It started raining as I was on my way to Swahili class. (Actually, the course had ended, but the director of the school was so perturbed by the lack of progress of my classmate and I, she held remedial Swahili class. She called it a “review” so it wouldn’t sound like we were in the “special” class, but we knew where we stood.)
When it rains here, somehow, it rains in far more biblical ways than it does in the States. Gallons of water fall, overwhelming roads, creating instant lakes, drenching pedestrians.
En route I stopped at Shoppers Plaza, a new modern mall with a supermarket. A half-dozen men were squeegying water off the tiled promenade. They couldn’t keep up with the downpour. I thought to myself – why don’t we see squeegee men keeping promenades clear in the U.S.?, and then realized that in the U.S, walkways are built with a slight slope so that rain water runs off. I thought that this was an insight worth sharing with someone involved with the Ministry of the Approval of Architectural Plans or some such, even if it meant reducing the squeegying economy.

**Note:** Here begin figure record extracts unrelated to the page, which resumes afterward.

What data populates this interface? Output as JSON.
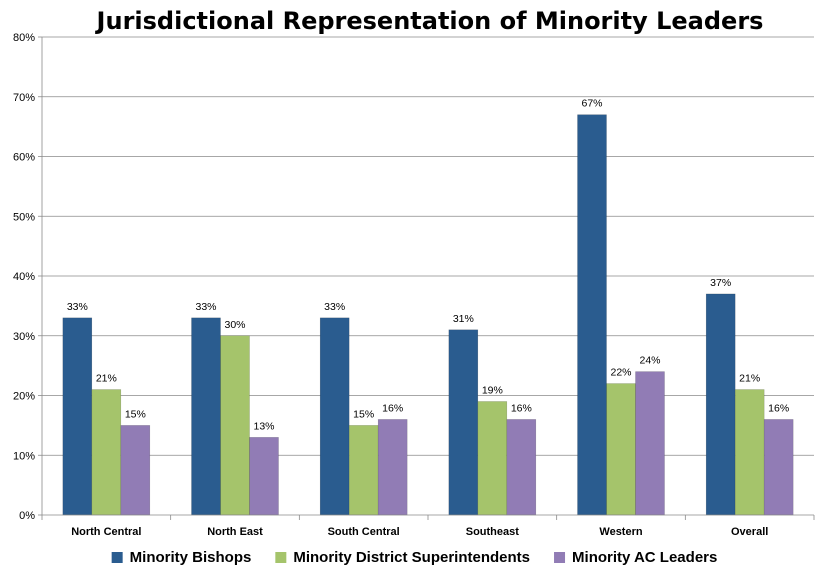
{
  "chart_data": {
    "type": "bar",
    "title": "Jurisdictional Representation of Minority Leaders",
    "xlabel": "",
    "ylabel": "",
    "categories": [
      "North Central",
      "North East",
      "South Central",
      "Southeast",
      "Western",
      "Overall"
    ],
    "series": [
      {
        "name": "Minority Bishops",
        "color": "#2a5c8f",
        "values": [
          33,
          33,
          33,
          31,
          67,
          37
        ],
        "labels": [
          "33%",
          "33%",
          "33%",
          "31%",
          "67%",
          "37%"
        ]
      },
      {
        "name": "Minority District Superintendents",
        "color": "#a5c46b",
        "values": [
          21,
          30,
          15,
          19,
          22,
          21
        ],
        "labels": [
          "21%",
          "30%",
          "15%",
          "19%",
          "22%",
          "21%"
        ]
      },
      {
        "name": "Minority AC Leaders",
        "color": "#917cb5",
        "values": [
          15,
          13,
          16,
          16,
          24,
          16
        ],
        "labels": [
          "15%",
          "13%",
          "16%",
          "16%",
          "24%",
          "16%"
        ]
      }
    ],
    "ylim": [
      0,
      80
    ],
    "yticks": [
      "0%",
      "10%",
      "20%",
      "30%",
      "40%",
      "50%",
      "60%",
      "70%",
      "80%"
    ],
    "grid": true,
    "legend_position": "bottom"
  }
}
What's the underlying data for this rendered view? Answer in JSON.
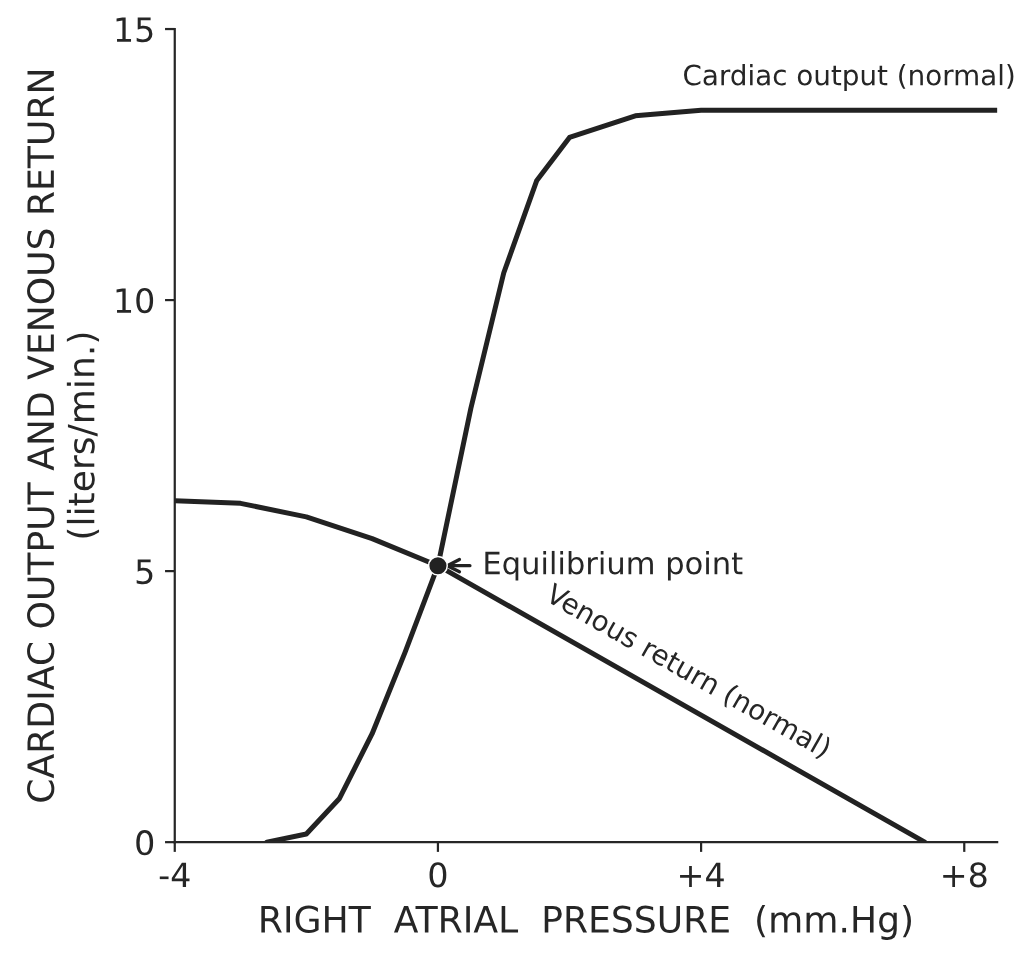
{
  "chart_data": {
    "type": "line",
    "xlabel": "RIGHT  ATRIAL  PRESSURE  (mm.Hg)",
    "ylabel": "CARDIAC OUTPUT AND VENOUS RETURN\n(liters/min.)",
    "xlim": [
      -4,
      8.5
    ],
    "ylim": [
      0,
      15
    ],
    "xticks": [
      {
        "value": -4,
        "label": "-4"
      },
      {
        "value": 0,
        "label": "0"
      },
      {
        "value": 4,
        "label": "+4"
      },
      {
        "value": 8,
        "label": "+8"
      }
    ],
    "yticks": [
      0,
      5,
      10,
      15
    ],
    "grid": false,
    "legend": false,
    "series": [
      {
        "name": "Cardiac output (normal)",
        "color": "#222222",
        "x": [
          -2.6,
          -2,
          -1.5,
          -1,
          -0.5,
          0,
          0.5,
          1,
          1.5,
          2,
          3,
          4,
          8.5
        ],
        "values": [
          0,
          0.15,
          0.8,
          2.0,
          3.5,
          5.1,
          8.0,
          10.5,
          12.2,
          13.0,
          13.4,
          13.5,
          13.5
        ]
      },
      {
        "name": "Venous return (normal)",
        "color": "#222222",
        "x": [
          -4,
          -3,
          -2,
          -1,
          0,
          7.4
        ],
        "values": [
          6.3,
          6.25,
          6.0,
          5.6,
          5.1,
          0
        ]
      },
      {
        "type": "scatter",
        "color": "#222222",
        "marker": "circle",
        "x": [
          0
        ],
        "values": [
          5.1
        ]
      }
    ],
    "annotations": [
      {
        "text": "Equilibrium point",
        "x": 0,
        "y": 5.1
      }
    ]
  }
}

The roads quickly become rivers. Not just remote rural roads, but the main roads in Dar have no sewers, no place for water to run off, no drainage system whatsoever. So water simply piles up. (Hillary’s colleague Alex corrected me and said that a drainage system does in fact exist, it just doesn’t work.)
Driving back from class, people were wading from storefront to storefront, water above knee level. Cars drove leaving a wake of water from mid-wheel. Road boundaries become somewhat moot at this point, so the two-lane road had turned into a five-lane free-for-all. Cars were angling on the sidewalk sides of telephone poles, crisscrossing to drive on the opposite shoulder, so traffic comes at you from both sides, drivers steeled to forge across rivers like Washington crossing the Delaware. It was complete and utter chaos. It took me an hour and twenty minutes to drive the five miles back from class. And this happens every time it rains, which is almost every day for a few months in rainy season.

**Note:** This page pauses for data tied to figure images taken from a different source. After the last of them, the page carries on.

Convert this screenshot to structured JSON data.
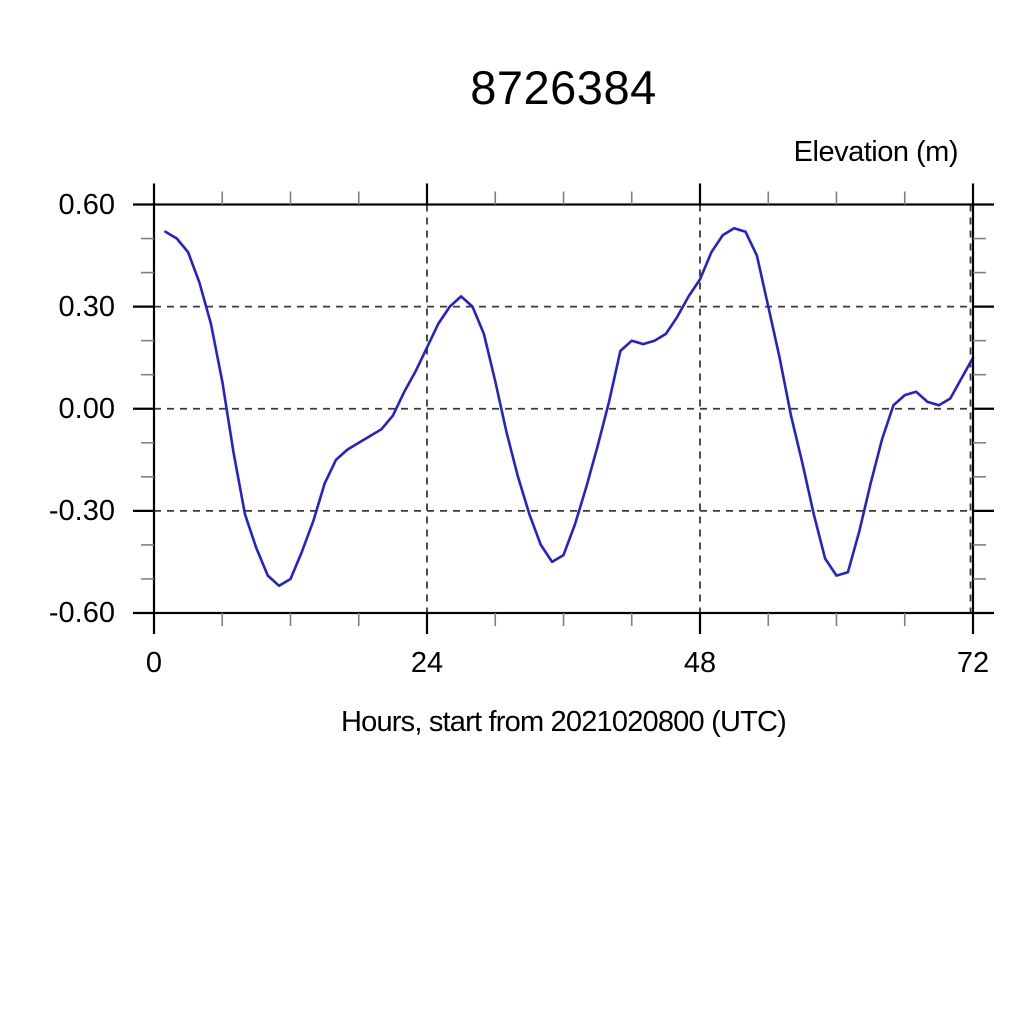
{
  "title": "8726384",
  "chart_data": {
    "type": "line",
    "title": "8726384",
    "xlabel": "Hours, start from 2021020800 (UTC)",
    "ylabel": "Elevation (m)",
    "xlim": [
      0,
      72
    ],
    "ylim": [
      -0.6,
      0.6
    ],
    "x_major_ticks": [
      0,
      24,
      48,
      72
    ],
    "x_tick_labels": [
      "0",
      "24",
      "48",
      "72"
    ],
    "x_minor_ticks": [
      6,
      12,
      18,
      30,
      36,
      42,
      54,
      60,
      66
    ],
    "y_major_ticks": [
      0.6,
      0.3,
      0.0,
      -0.3,
      -0.6
    ],
    "y_tick_labels": [
      "0.60",
      "0.30",
      "0.00",
      "-0.30",
      "-0.60"
    ],
    "y_minor_ticks": [
      0.5,
      0.4,
      0.2,
      0.1,
      -0.1,
      -0.2,
      -0.4,
      -0.5
    ],
    "grid": "dashed at major ticks",
    "legend": "none",
    "line_color": "#2323cd",
    "frame_color": "#000000",
    "series": [
      {
        "name": "elevation",
        "color": "#2323cd",
        "x": [
          1,
          2,
          3,
          4,
          5,
          6,
          7,
          8,
          9,
          10,
          11,
          12,
          13,
          14,
          15,
          16,
          17,
          18,
          19,
          20,
          21,
          22,
          23,
          24,
          25,
          26,
          27,
          28,
          29,
          30,
          31,
          32,
          33,
          34,
          35,
          36,
          37,
          38,
          39,
          40,
          41,
          42,
          43,
          44,
          45,
          46,
          47,
          48,
          49,
          50,
          51,
          52,
          53,
          54,
          55,
          56,
          57,
          58,
          59,
          60,
          61,
          62,
          63,
          64,
          65,
          66,
          67,
          68,
          69,
          70,
          71,
          72
        ],
        "y": [
          0.52,
          0.5,
          0.46,
          0.37,
          0.25,
          0.08,
          -0.13,
          -0.31,
          -0.41,
          -0.49,
          -0.52,
          -0.5,
          -0.42,
          -0.33,
          -0.22,
          -0.15,
          -0.12,
          -0.1,
          -0.08,
          -0.06,
          -0.02,
          0.05,
          0.11,
          0.18,
          0.25,
          0.3,
          0.33,
          0.3,
          0.22,
          0.08,
          -0.07,
          -0.2,
          -0.31,
          -0.4,
          -0.45,
          -0.43,
          -0.34,
          -0.23,
          -0.11,
          0.02,
          0.17,
          0.2,
          0.19,
          0.2,
          0.22,
          0.27,
          0.33,
          0.38,
          0.46,
          0.51,
          0.53,
          0.52,
          0.45,
          0.3,
          0.15,
          -0.02,
          -0.16,
          -0.31,
          -0.44,
          -0.49,
          -0.48,
          -0.36,
          -0.22,
          -0.09,
          0.01,
          0.04,
          0.05,
          0.02,
          0.01,
          0.03,
          0.09,
          0.15
        ]
      }
    ]
  }
}
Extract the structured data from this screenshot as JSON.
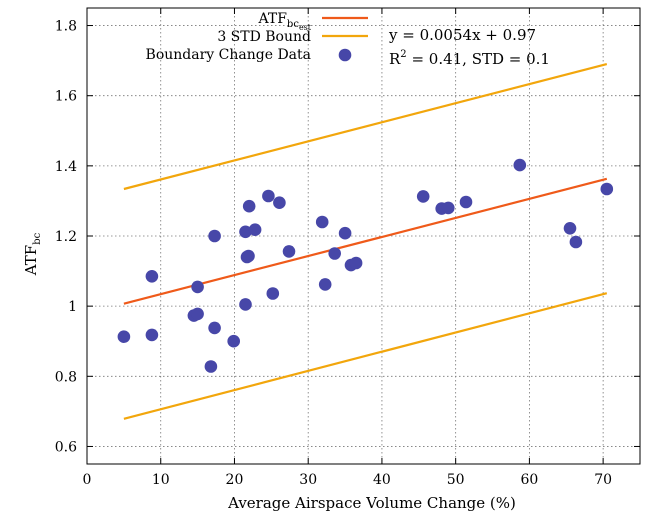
{
  "chart_data": {
    "type": "scatter",
    "xlabel": "Average Airspace Volume Change (%)",
    "ylabel": {
      "main": "ATF",
      "sub": "bc"
    },
    "xlim": [
      0,
      75
    ],
    "ylim": [
      0.55,
      1.85
    ],
    "xticks": [
      0,
      10,
      20,
      30,
      40,
      50,
      60,
      70
    ],
    "yticks": [
      0.6,
      0.8,
      1,
      1.2,
      1.4,
      1.6,
      1.8
    ],
    "grid": true,
    "legend_position": "top-center",
    "legend": [
      {
        "main": "ATF",
        "sub": "bc",
        "subsub": "est",
        "kind": "line",
        "color": "#ef5a1a"
      },
      {
        "main": "3 STD Bound",
        "sub": "",
        "subsub": "",
        "kind": "line",
        "color": "#f2a60c"
      },
      {
        "main": "Boundary Change Data",
        "sub": "",
        "subsub": "",
        "kind": "marker",
        "color": "#4747a8"
      }
    ],
    "annotations": {
      "equation": "y = 0.0054x + 0.97",
      "r2_prefix": "R",
      "r2_exp": "2",
      "r2_rest": " = 0.41, STD = 0.1"
    },
    "series": [
      {
        "kind": "scatter",
        "color": "#4747a8",
        "points": [
          [
            5,
            0.913
          ],
          [
            8.8,
            0.918
          ],
          [
            8.8,
            1.085
          ],
          [
            14.5,
            0.973
          ],
          [
            15,
            0.978
          ],
          [
            15,
            1.055
          ],
          [
            16.8,
            0.828
          ],
          [
            17.3,
            0.938
          ],
          [
            17.3,
            1.2
          ],
          [
            19.9,
            0.9
          ],
          [
            21.5,
            1.005
          ],
          [
            21.5,
            1.212
          ],
          [
            21.7,
            1.14
          ],
          [
            21.9,
            1.143
          ],
          [
            22,
            1.285
          ],
          [
            22.8,
            1.218
          ],
          [
            24.6,
            1.314
          ],
          [
            25.2,
            1.036
          ],
          [
            26.1,
            1.295
          ],
          [
            27.4,
            1.156
          ],
          [
            31.9,
            1.24
          ],
          [
            32.3,
            1.062
          ],
          [
            33.6,
            1.15
          ],
          [
            35,
            1.208
          ],
          [
            35.8,
            1.117
          ],
          [
            36.5,
            1.123
          ],
          [
            45.6,
            1.313
          ],
          [
            48.1,
            1.278
          ],
          [
            49,
            1.28
          ],
          [
            51.4,
            1.297
          ],
          [
            58.7,
            1.402
          ],
          [
            65.5,
            1.222
          ],
          [
            66.3,
            1.183
          ],
          [
            70.5,
            1.334
          ]
        ]
      },
      {
        "kind": "line",
        "role": "fit",
        "color": "#ef5a1a",
        "points": [
          [
            5,
            1.007
          ],
          [
            70.5,
            1.363
          ]
        ]
      },
      {
        "kind": "line",
        "role": "upper-bound",
        "color": "#f2a60c",
        "points": [
          [
            5,
            1.334
          ],
          [
            70.5,
            1.69
          ]
        ]
      },
      {
        "kind": "line",
        "role": "lower-bound",
        "color": "#f2a60c",
        "points": [
          [
            5,
            0.679
          ],
          [
            70.5,
            1.037
          ]
        ]
      }
    ]
  }
}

The rains continued through the night. The next day, there were deep new trenches and car length potholes in the roads. Many parts of Dar, of course the poorer parts, end up below water. A story in the local newspaper reported that four people in Dar had died as a result of walls collapsing.
We are often told that the key to happiness is to learn to appreciate the little things. I am starting with a profound appreciation of sewers and drainage systems.